Le definizioni che Veneziani offre del mito sono molteplici e originali: magia, saga, parabola, meraviglia, manifestazione divina, visione, esperienza del sublime, metamorfosi, trascendenza, apoteosi dell’indelebile, mimesis, sublimazione, musica, poesia, resurrezione, rinascita… Altrettanto immaginifiche e proverbiali paiono, nella loro perentorietà, altre formulazioni: «Il destino è l’albero della necessità, il mito è la sua fioritura; Entrare nel mito significa uscire dalla mortalità; Nel mito facciamo visita agli dei; Uscire dal mito è vivere spenti». Se «la nostra epoca è contrassegnata da fenomeni di seconda mitologia», falsi miti quali il successo economico, la forma fisica, il sesso ridotto a libido, l’astrologia, l’occultismo, il cinema, la pubblicità, l’ideale di purezza e genuinità (nei rapporti sociali, nell’alimentazione, nell’ambiente), Veneziani è ferocemente critico riguardo ad essi.

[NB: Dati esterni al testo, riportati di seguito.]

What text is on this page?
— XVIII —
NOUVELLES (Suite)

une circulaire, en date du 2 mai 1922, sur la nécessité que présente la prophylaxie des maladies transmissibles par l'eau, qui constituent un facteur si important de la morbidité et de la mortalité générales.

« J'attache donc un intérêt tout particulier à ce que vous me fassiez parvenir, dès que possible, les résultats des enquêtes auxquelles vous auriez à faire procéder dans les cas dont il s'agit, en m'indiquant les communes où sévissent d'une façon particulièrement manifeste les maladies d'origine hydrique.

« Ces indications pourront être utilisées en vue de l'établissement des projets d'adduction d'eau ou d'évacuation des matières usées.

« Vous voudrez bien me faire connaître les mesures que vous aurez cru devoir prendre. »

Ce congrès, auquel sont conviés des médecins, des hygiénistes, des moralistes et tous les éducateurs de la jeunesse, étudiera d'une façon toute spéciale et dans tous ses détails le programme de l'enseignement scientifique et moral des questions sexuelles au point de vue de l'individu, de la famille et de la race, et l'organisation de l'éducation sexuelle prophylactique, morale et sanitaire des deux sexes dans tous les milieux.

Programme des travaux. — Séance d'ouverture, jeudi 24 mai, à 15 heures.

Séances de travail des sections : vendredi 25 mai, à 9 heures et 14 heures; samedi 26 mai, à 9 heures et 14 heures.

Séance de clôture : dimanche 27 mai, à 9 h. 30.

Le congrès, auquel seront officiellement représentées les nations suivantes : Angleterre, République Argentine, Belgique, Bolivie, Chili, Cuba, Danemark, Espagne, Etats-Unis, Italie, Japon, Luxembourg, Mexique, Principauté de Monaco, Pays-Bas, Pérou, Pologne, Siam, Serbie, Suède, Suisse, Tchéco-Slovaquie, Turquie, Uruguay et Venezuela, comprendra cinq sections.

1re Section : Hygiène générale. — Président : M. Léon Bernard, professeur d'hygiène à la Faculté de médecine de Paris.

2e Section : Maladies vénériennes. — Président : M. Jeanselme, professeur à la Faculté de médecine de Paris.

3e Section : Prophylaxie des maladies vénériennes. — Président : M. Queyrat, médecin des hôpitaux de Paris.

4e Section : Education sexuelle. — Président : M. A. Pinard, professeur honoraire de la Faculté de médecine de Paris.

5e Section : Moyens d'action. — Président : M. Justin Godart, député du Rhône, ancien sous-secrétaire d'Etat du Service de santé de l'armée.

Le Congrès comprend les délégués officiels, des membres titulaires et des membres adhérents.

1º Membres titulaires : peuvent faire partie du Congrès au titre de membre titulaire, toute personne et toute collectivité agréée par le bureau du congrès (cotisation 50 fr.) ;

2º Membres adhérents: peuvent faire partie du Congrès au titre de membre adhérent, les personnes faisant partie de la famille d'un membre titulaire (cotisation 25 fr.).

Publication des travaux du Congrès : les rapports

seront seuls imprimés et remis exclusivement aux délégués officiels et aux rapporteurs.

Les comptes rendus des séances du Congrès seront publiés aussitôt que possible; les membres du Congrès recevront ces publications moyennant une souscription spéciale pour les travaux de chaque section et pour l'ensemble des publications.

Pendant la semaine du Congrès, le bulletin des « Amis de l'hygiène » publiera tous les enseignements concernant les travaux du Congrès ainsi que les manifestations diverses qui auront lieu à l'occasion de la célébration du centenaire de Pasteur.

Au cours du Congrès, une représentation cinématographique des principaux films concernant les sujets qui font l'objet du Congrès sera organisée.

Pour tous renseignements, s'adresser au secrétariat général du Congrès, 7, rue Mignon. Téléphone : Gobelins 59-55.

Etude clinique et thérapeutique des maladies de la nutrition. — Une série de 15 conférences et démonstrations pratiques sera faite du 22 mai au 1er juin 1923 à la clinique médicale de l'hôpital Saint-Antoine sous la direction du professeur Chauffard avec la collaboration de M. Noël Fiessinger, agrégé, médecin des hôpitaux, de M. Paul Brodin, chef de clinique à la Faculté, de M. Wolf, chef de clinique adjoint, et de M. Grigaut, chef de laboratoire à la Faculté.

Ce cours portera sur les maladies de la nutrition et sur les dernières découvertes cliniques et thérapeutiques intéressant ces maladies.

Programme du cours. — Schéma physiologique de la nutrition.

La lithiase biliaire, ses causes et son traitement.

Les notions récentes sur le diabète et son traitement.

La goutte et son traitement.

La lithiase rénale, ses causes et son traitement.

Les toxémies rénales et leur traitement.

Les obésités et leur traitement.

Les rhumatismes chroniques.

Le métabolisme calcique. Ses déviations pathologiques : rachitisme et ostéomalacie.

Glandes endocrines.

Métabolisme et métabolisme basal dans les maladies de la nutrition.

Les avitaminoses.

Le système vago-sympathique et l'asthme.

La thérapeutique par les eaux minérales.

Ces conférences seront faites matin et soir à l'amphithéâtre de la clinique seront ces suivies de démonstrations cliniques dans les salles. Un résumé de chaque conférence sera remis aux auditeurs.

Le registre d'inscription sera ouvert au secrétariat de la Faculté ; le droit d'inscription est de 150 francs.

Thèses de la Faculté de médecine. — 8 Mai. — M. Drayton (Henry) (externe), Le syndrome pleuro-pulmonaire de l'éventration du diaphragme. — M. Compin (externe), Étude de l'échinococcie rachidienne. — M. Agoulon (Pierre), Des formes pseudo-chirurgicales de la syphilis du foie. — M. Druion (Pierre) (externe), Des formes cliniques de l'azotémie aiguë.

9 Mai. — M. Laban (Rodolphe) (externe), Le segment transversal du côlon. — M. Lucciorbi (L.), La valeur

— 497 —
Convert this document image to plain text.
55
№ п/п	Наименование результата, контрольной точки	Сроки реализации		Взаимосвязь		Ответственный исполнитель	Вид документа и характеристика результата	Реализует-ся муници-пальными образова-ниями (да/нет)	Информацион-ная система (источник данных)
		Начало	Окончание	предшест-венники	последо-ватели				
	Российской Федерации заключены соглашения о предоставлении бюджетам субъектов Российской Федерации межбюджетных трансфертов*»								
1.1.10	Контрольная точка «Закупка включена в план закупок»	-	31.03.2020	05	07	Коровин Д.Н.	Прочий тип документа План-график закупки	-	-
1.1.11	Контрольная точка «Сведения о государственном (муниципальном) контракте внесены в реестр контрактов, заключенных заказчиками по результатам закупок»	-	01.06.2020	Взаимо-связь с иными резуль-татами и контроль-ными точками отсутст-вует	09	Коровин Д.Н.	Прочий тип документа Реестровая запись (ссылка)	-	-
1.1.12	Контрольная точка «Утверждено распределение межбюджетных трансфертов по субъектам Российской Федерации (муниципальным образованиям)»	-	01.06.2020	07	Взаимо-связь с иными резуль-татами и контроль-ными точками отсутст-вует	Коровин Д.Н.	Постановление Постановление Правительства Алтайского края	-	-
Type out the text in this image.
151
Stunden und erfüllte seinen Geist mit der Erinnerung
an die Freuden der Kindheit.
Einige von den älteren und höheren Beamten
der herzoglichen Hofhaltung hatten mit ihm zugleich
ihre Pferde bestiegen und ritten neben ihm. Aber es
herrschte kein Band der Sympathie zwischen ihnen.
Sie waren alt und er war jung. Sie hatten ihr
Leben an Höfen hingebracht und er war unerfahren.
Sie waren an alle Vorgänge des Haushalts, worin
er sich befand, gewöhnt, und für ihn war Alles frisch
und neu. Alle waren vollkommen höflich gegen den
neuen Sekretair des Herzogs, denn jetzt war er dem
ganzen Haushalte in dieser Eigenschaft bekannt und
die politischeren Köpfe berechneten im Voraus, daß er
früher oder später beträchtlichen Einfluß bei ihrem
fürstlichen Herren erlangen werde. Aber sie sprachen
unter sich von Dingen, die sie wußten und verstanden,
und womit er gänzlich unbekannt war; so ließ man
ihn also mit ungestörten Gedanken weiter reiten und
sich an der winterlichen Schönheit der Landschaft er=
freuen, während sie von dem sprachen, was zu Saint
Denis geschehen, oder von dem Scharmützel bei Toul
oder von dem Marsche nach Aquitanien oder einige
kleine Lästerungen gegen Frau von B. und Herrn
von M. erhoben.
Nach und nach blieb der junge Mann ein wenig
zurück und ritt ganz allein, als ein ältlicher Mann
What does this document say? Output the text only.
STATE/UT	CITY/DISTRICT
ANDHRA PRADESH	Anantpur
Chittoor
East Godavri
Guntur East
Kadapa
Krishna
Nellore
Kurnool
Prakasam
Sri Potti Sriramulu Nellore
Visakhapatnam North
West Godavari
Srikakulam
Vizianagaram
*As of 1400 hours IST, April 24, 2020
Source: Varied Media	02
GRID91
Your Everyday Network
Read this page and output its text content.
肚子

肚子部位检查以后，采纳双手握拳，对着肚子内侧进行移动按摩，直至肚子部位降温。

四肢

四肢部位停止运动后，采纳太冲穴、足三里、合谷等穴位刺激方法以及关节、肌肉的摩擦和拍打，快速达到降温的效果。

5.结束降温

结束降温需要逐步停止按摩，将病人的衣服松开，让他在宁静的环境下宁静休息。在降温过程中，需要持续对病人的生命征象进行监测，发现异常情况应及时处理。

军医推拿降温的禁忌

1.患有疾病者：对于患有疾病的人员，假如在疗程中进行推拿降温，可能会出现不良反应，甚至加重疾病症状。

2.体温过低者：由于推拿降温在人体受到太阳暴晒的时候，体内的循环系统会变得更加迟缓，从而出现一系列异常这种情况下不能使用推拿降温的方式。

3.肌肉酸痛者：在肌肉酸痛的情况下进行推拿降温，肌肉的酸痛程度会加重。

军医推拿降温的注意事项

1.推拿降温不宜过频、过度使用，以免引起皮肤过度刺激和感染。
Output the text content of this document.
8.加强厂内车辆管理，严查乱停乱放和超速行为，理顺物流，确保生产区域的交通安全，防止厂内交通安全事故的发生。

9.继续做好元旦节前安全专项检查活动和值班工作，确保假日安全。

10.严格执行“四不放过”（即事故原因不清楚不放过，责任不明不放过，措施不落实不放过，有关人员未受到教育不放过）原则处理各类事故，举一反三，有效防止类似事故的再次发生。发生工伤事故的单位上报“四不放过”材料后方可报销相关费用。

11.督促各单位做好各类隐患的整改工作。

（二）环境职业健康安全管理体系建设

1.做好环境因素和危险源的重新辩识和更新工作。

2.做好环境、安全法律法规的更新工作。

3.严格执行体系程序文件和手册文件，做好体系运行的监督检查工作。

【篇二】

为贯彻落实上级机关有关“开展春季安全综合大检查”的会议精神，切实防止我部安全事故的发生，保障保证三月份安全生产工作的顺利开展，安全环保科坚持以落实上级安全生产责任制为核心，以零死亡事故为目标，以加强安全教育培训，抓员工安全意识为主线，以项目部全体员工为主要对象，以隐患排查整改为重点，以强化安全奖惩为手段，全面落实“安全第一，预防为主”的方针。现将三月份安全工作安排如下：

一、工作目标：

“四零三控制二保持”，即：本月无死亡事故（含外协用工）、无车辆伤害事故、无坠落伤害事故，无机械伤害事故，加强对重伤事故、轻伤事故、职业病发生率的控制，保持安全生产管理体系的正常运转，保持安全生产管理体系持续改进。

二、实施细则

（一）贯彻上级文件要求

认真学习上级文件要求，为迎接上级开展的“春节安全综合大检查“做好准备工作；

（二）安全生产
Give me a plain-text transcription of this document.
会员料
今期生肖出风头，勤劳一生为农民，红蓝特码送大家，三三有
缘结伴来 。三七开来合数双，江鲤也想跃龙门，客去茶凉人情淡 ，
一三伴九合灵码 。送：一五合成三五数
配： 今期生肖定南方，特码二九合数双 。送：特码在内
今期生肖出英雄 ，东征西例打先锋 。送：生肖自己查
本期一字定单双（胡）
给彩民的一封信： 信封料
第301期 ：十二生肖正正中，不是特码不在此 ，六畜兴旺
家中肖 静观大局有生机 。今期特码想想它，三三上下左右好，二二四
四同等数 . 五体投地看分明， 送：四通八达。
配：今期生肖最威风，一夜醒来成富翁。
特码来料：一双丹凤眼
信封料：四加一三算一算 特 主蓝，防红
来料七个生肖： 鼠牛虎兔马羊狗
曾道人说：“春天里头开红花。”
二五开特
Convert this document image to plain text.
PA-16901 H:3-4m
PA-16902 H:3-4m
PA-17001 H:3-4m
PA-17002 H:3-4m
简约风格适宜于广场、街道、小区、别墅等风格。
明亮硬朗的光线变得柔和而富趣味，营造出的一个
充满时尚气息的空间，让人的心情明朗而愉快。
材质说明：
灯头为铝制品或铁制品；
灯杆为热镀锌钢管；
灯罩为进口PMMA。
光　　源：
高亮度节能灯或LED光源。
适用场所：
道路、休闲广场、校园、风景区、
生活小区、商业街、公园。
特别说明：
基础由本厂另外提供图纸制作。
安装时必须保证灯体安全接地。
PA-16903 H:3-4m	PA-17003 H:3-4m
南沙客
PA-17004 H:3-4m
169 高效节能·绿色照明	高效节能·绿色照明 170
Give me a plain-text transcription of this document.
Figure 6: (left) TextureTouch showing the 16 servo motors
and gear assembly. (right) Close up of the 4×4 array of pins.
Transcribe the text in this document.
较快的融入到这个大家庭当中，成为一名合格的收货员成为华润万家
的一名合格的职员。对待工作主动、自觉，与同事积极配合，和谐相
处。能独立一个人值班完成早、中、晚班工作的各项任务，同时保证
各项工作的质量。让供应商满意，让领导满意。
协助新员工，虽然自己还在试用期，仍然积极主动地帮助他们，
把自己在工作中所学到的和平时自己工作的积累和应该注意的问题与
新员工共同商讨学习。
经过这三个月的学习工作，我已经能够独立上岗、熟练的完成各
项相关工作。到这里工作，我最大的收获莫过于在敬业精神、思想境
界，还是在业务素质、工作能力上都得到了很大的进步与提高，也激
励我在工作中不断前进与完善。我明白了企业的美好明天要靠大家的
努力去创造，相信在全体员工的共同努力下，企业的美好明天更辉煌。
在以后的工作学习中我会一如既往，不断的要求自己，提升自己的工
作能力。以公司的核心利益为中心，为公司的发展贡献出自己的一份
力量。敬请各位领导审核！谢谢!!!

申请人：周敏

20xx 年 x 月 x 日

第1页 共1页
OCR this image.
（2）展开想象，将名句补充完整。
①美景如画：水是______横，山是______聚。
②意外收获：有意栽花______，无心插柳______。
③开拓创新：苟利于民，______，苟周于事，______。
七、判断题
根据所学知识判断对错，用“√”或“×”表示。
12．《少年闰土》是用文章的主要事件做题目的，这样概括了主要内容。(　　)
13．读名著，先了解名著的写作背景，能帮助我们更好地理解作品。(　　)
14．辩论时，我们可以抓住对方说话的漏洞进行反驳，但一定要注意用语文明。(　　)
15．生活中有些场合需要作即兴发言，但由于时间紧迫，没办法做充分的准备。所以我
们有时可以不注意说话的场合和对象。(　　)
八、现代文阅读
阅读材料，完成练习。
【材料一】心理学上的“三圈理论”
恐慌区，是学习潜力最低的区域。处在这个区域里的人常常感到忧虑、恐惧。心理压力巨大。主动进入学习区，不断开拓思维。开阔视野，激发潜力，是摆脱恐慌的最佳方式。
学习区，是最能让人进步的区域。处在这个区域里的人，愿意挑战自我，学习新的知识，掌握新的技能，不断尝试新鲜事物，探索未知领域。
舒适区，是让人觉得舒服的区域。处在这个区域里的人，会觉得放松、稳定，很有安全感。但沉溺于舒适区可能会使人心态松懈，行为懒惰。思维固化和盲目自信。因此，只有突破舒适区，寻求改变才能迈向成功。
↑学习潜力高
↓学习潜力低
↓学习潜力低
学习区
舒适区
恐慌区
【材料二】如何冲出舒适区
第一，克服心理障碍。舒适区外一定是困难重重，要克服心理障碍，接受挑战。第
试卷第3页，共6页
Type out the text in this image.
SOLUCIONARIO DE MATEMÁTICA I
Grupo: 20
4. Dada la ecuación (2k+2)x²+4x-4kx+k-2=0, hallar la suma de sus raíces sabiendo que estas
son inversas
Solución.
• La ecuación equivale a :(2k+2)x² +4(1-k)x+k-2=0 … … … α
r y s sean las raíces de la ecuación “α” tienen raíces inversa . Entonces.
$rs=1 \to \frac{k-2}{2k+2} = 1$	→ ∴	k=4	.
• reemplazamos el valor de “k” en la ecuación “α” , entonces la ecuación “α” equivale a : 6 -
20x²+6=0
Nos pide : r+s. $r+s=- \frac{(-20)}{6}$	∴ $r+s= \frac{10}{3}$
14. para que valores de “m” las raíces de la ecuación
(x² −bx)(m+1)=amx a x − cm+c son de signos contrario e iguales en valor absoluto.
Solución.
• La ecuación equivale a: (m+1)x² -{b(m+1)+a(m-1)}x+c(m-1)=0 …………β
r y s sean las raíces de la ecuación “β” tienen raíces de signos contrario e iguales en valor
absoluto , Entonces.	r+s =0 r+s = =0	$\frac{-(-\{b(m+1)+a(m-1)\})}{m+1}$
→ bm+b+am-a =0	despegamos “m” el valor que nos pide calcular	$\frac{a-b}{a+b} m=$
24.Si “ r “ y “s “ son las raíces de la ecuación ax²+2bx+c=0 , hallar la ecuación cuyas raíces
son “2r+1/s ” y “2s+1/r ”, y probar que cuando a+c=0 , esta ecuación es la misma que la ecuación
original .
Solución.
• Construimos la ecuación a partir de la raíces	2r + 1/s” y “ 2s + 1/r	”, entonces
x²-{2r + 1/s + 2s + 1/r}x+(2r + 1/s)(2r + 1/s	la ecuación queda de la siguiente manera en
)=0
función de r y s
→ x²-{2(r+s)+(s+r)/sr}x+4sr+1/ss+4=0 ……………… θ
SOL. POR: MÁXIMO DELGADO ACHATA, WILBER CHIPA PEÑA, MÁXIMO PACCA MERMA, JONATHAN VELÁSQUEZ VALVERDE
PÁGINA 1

«Nella società cieca, priva di visione del mondo, la prospettiva di ciascuno è nella sua feritoia o nel suo campo d’accesso alla rete… Ciascuno ha la sua collezione di figurine… Mille visioni del mondo, private, superficiali e cangianti, a cui votare la solitudine di spettatore… Il mondo sono io, e il selfie lo certifica». In questa desolante prospettiva di solipsismo individualistico, di mancanza d’interesse per la comunità e i suoi bisogni non solo materiali, per la tradizione e per il futuro, l’unica universalità rimasta in ogni latitudine del globo è quella della tecnica, delle merci, della finanza, dei media. Spetta allora forse al mito, alla sua rifondazione e riscoperta, offrire agli esseri umani nuova linfa vitale e sostegno, volontà di tornare alle origini del pensiero.

«Nel mito è la vita ulteriore che esce dalla dimensione soggettiva, temporale e occasionale per entrare nella sfera del destino, dell’origine, della comunità. Nel mito avviene la liberazione dall’ego, l’eutanasia del soggetto». Esso è l’unica immortalità concessa ai mortali, capace di oltrepassare le situazioni presenti, predisponendo alla bellezza e al dono, al sacro e al divino, senza diventare dogmatico, prescrittivo, didascalico come molte fedi religiose o ideologie politiche. L’unica possibilità che abbiamo (e qui la tesi di Marcello Veneziani diventa provocatoriamente interessante) di opporci sia al tecnicismo globalizzato, funzionale alla finanza e al capitalismo disumanizzante, sia a una filosofia ormai esangue, svuotata di valori e significati, dominata dallo scientismo e dal pragmatismo, è il recupero di un orizzonte spirituale e universale, sovratemporale e simbolico. «Alla filosofia resta il tragico ruolo di abitare l’intervallo tra la notte mistica e il neon della tecnica, tra gli dei e gli algoritmi».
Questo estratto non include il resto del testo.